ECLI:NL:CRVB:2020:966
Centrale Raad van Beroep
- Hoger beroep
- Rechtspraak.nl
Hoger beroep inzake toekenning smartengeld na dienstongeval politie
In deze zaak heeft de Centrale Raad van Beroep op 16 april 2020 uitspraak gedaan in hoger beroep tegen een eerdere uitspraak van de rechtbank Rotterdam. De appellant, een voormalig politieambtenaar, had hoger beroep ingesteld tegen de afwijzing van zijn verzoek om smartengeld na een dienstongeval.

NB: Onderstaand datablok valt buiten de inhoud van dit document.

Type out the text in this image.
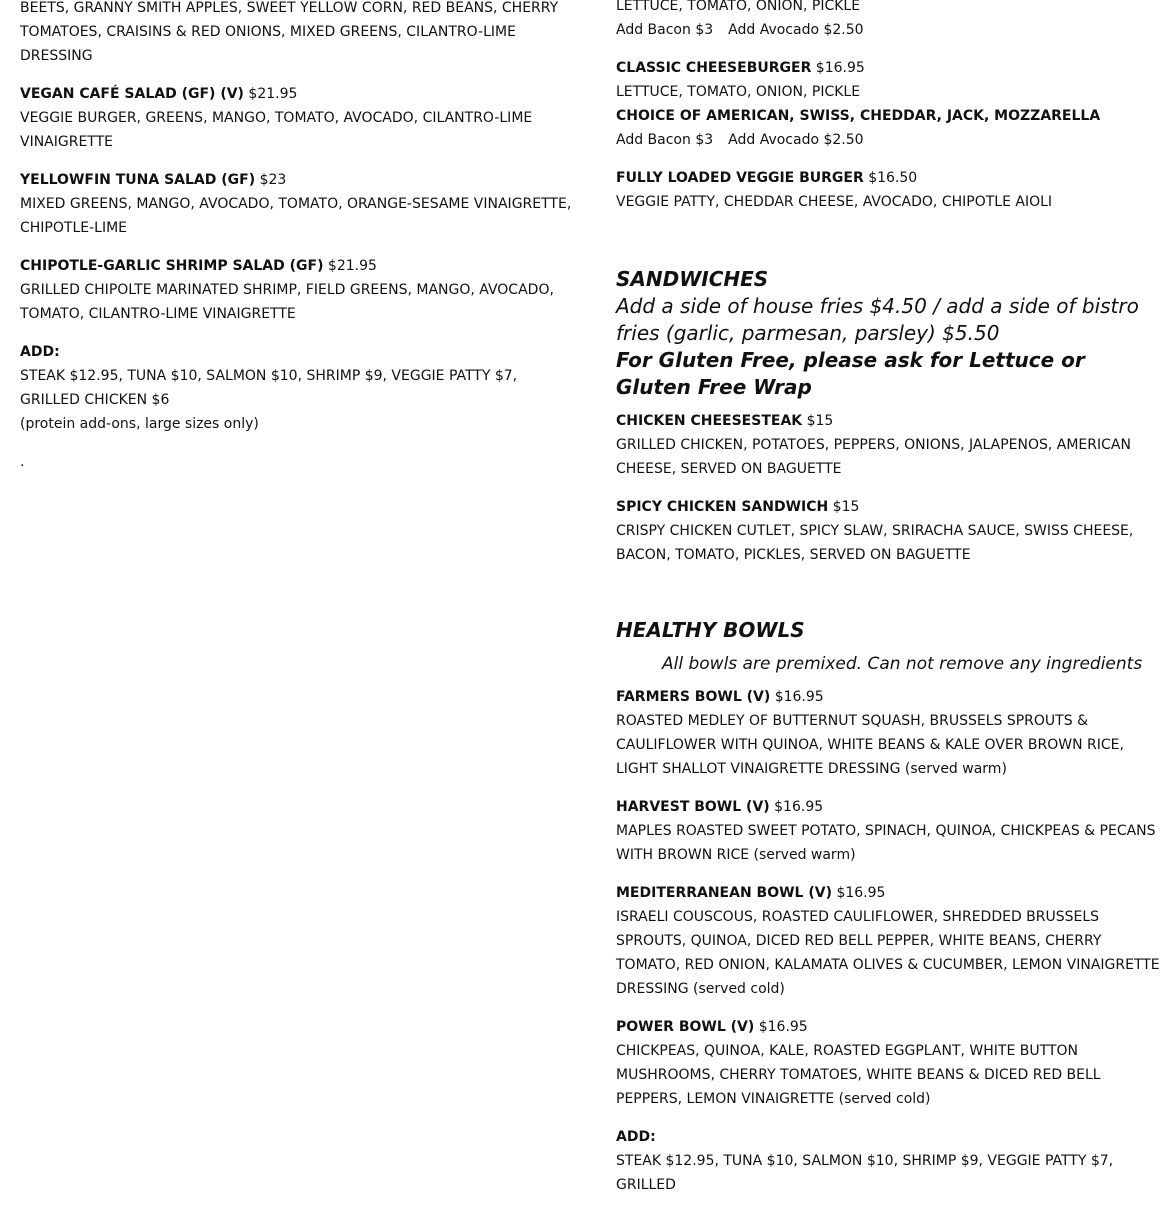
BEETS, GRANNY SMITH APPLES, SWEET YELLOW CORN, RED BEANS, CHERRY TOMATOES, CRAISINS & RED ONIONS, MIXED GREENS, CILANTRO-LIME DRESSING

VEGAN CAFÉ SALAD (GF) (V) $21.95

VEGGIE BURGER, GREENS, MANGO, TOMATO, AVOCADO, CILANTRO-LIME VINAIGRETTE

YELLOWFIN TUNA SALAD (GF) $23

MIXED GREENS, MANGO, AVOCADO, TOMATO, ORANGE-SESAME VINAIGRETTE, CHIPOTLE-LIME

CHIPOTLE-GARLIC SHRIMP SALAD (GF) $21.95

GRILLED CHIPOLTE MARINATED SHRIMP, FIELD GREENS, MANGO, AVOCADO, TOMATO, CILANTRO-LIME VINAIGRETTE

ADD:

STEAK $12.95, TUNA $10, SALMON $10, SHRIMP $9, VEGGIE PATTY $7, GRILLED CHICKEN $6

(protein add-ons, large sizes only)

.

LETTUCE, TOMATO, ONION, PICKLE

Add Bacon $3 Add Avocado $2.50
CLASSIC CHEESEBURGER $16.95

LETTUCE, TOMATO, ONION, PICKLE

CHOICE OF AMERICAN, SWISS, CHEDDAR, JACK, MOZZARELLA
Add Bacon $3 Add Avocado $2.50
FULLY LOADED VEGGIE BURGER $16.50

VEGGIE PATTY, CHEDDAR CHEESE, AVOCADO, CHIPOTLE AIOLI

SANDWICHES

Add a side of house fries $4.50 / add a side of bistro fries (garlic, parmesan, parsley) $5.50

For Gluten Free, please ask for Lettuce or Gluten Free Wrap

CHICKEN CHEESESTEAK $15

GRILLED CHICKEN, POTATOES, PEPPERS, ONIONS, JALAPENOS, AMERICAN CHEESE, SERVED ON BAGUETTE

SPICY CHICKEN SANDWICH $15

CRISPY CHICKEN CUTLET, SPICY SLAW, SRIRACHA SAUCE, SWISS CHEESE, BACON, TOMATO, PICKLES, SERVED ON BAGUETTE

HEALTHY BOWLS

All bowls are premixed. Can not remove any ingredients

FARMERS BOWL (V) $16.95

ROASTED MEDLEY OF BUTTERNUT SQUASH, BRUSSELS SPROUTS & CAULIFLOWER WITH QUINOA, WHITE BEANS & KALE OVER BROWN RICE, LIGHT SHALLOT VINAIGRETTE DRESSING (served warm)

HARVEST BOWL (V) $16.95

MAPLES ROASTED SWEET POTATO, SPINACH, QUINOA, CHICKPEAS & PECANS WITH BROWN RICE (served warm)

MEDITERRANEAN BOWL (V) $16.95

ISRAELI COUSCOUS, ROASTED CAULIFLOWER, SHREDDED BRUSSELS SPROUTS, QUINOA, DICED RED BELL PEPPER, WHITE BEANS, CHERRY TOMATO, RED ONION, KALAMATA OLIVES & CUCUMBER, LEMON VINAIGRETTE DRESSING (served cold)

POWER BOWL (V) $16.95

CHICKPEAS, QUINOA, KALE, ROASTED EGGPLANT, WHITE BUTTON MUSHROOMS, CHERRY TOMATOES, WHITE BEANS & DICED RED BELL PEPPERS, LEMON VINAIGRETTE (served cold)

ADD:

STEAK $12.95, TUNA $10, SALMON $10, SHRIMP $9, VEGGIE PATTY $7, GRILLED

De appellant had in 2008 en 2011 knieletsel opgelopen, maar de verzekeringsarts concludeerde dat het knieletsel niet uitsluitend het gevolg was van het ongeval in 2011 en dat er geen toegenomen invaliditeit was. De korpschef had daarom geen uitkeringspercentage hoeven vaststellen. De rechtbank had het beroep van de appellant ongegrond verklaard, wat in hoger beroep werd bevestigd. De Raad oordeelde dat de conclusie van de verzekeringsarts juist was en dat er geen medische stukken waren ingediend die het tegendeel bewezen. De Raad bevestigde de eerdere uitspraak en oordeelde dat er geen aanleiding was voor een proceskostenveroordeling.